Combat Zone

Public health emergency: multiple novel forms of herpes transmission reported at UPS

Beware: if you see this rash, get tested immediately for herpes Photo credit: Carlos T. Wikimedia commons

By Queen McBean

  On Sept. 23, 2022, the popular Instagram account @upsmissedconnections posted the first instance of someone reporting severe injuries from “a vacuum cleaner thrown out of the window,” followed by a picture of those “injuries.” Although quickly dismissed as standard fare from this account, further examination of these “injuries” revealed that they were, in fact, blisters symptomatic of the herpes simplex virus, popularly known as herpes.
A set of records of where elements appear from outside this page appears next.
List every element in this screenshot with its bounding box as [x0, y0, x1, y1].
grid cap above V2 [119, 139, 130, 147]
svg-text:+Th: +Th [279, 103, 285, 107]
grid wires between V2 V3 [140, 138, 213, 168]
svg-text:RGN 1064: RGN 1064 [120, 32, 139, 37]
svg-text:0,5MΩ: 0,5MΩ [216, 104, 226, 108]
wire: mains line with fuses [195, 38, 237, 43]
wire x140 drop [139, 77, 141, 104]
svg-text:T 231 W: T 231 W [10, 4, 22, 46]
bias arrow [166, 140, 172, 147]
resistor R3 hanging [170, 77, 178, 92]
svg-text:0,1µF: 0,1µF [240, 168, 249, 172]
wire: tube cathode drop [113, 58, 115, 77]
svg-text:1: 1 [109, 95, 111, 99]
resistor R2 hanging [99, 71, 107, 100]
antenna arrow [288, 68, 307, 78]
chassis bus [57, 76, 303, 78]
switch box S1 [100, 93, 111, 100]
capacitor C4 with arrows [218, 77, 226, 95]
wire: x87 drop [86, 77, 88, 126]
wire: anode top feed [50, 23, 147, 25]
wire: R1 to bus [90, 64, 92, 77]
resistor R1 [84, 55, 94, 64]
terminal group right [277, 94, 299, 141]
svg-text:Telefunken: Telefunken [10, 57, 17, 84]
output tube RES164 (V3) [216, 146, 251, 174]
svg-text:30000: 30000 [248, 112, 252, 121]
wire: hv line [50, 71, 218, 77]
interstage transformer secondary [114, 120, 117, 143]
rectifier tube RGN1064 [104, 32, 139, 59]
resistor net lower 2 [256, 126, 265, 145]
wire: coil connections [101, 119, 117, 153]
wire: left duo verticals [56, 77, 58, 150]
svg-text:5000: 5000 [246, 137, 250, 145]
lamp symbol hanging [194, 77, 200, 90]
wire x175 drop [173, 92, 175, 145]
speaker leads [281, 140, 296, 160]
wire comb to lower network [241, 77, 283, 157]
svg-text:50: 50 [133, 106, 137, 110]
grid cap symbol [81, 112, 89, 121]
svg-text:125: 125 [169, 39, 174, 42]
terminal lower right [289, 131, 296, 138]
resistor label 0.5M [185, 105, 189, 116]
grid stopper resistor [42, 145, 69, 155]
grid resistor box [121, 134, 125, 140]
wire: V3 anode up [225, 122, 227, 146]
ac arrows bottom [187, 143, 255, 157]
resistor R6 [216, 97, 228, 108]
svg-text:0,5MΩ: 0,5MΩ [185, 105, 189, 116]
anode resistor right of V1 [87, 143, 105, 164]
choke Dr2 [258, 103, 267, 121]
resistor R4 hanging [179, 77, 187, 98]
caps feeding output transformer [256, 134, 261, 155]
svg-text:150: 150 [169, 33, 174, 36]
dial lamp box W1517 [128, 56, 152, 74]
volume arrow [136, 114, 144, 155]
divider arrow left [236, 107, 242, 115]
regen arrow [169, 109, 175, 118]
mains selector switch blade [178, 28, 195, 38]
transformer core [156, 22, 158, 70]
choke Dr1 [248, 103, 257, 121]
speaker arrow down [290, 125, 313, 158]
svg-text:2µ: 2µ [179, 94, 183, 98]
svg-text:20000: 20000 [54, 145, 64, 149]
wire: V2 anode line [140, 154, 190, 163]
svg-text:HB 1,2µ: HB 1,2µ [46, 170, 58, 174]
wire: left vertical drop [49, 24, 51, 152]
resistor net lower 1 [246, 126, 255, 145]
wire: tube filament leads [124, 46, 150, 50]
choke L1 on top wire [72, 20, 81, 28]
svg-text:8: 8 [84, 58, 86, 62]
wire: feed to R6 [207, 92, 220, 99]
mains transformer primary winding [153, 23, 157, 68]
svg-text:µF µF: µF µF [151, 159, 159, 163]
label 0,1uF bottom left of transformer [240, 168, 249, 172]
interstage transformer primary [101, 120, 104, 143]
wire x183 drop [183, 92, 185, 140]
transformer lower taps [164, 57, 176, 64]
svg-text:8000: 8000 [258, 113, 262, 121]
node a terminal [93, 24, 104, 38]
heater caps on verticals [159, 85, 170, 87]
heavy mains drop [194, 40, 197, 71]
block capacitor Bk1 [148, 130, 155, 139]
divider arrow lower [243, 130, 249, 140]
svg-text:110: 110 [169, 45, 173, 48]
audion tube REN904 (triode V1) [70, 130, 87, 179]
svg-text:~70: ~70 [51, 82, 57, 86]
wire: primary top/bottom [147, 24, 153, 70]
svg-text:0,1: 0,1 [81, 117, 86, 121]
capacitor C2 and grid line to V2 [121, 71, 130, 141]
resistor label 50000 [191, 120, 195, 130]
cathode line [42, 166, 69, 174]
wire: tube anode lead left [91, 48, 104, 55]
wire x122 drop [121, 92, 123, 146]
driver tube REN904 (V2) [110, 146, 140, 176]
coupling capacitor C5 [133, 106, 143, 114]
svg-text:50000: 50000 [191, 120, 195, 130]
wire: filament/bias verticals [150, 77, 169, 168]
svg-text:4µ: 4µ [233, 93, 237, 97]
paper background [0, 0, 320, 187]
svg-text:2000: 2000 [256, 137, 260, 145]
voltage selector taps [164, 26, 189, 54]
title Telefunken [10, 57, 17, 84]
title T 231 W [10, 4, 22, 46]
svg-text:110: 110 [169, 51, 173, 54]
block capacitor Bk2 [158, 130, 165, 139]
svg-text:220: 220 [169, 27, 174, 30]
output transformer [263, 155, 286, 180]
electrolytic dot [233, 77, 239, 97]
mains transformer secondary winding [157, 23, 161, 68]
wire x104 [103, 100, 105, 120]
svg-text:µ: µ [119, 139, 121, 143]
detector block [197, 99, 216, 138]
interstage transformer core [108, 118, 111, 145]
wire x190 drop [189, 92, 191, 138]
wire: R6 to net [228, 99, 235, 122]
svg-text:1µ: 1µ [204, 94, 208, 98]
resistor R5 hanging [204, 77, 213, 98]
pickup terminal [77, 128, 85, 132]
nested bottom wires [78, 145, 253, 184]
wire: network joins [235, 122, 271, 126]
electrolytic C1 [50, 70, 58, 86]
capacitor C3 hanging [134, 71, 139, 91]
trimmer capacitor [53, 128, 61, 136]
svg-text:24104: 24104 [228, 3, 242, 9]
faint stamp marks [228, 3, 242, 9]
Although an isolated case of herpes on a college campus is normally no cause for alarm, as further reports of unlikely accidents and herpes blisters came in, panic began to set in. 

  After only three days, @upsmissedconnections reported dozens of instances of absurd accidents, including being hit with a frozen banana, being crushed by an inexplicable falling anvil, and being carried off by the bees on the roof of Thompson Hall to a land now long since lost to the mists of time. All of these reports include a picture of the injuries sustained, and all of those pictures, experts concur, are of herpes blisters. To these experts, who were summoned to campus to deal with this rapidly expanding public health crisis, the situation is as dire as it is clear: the herpes virus has mutated so significantly that it can be transmitted through these absurd accidents. Indeed, as per Dr. Saddam Haasah, W.M.D (Doctor of Whimsical Medicine, for those specializing in the surreal, absurd, and downright whimsical), a leading whimsicologist, this may very well be the defining threat of the 21st century.

  To that point, Dr. Hasaah strongly recommends abstaining from all things “bizarre, bewildering, and bananas,” until more is known about this new strain of herpes, now referred to as “the weird wounds” by the student body. Unfortunately, it would appear that the University’s student body has yet to view this mutated herpes as an actual threat; the greater threat, in their view, appears to be the restrictions themselves. As part of the University of Puget Sound’s official response to this herpes epidemic, it has officially halted the operation of all on-campus societies and clubs. The Strapped-to-an-ACME-Rocket Support Group, Society for the Humorous Placement of Banana Peels, and Future Accountants Club were inconsolable. However, the club that took the restrictions the hardest was the University’s Pre-Health Society. 

  Pre-health students, in particular, have chafed under these restrictions to the extent that they have begun to actively protest them. Protest leaders, when interviewed, have provided two key reasons for this rebellion. The first is that prehealth students can only truly be understood by other pre-health students, for no one else can even begin to take a comparable amount of pride in their masochism. The second, in contrast, is that restrictions on absurd and whimsical on-campus activities severely curtails most pre-health students’ extracurriculars, as they are lodged in a cold war with other pre-health students to engage in the most unorthodox and “quirky” activities as possible, to make their medical school applications stand out. By press time, however, most of these students realized that actively protesting public health restrictions — while simultaneously being on the pre-health track — makes for an extracurricular that will definitely grab the attention of medical school admissions committees.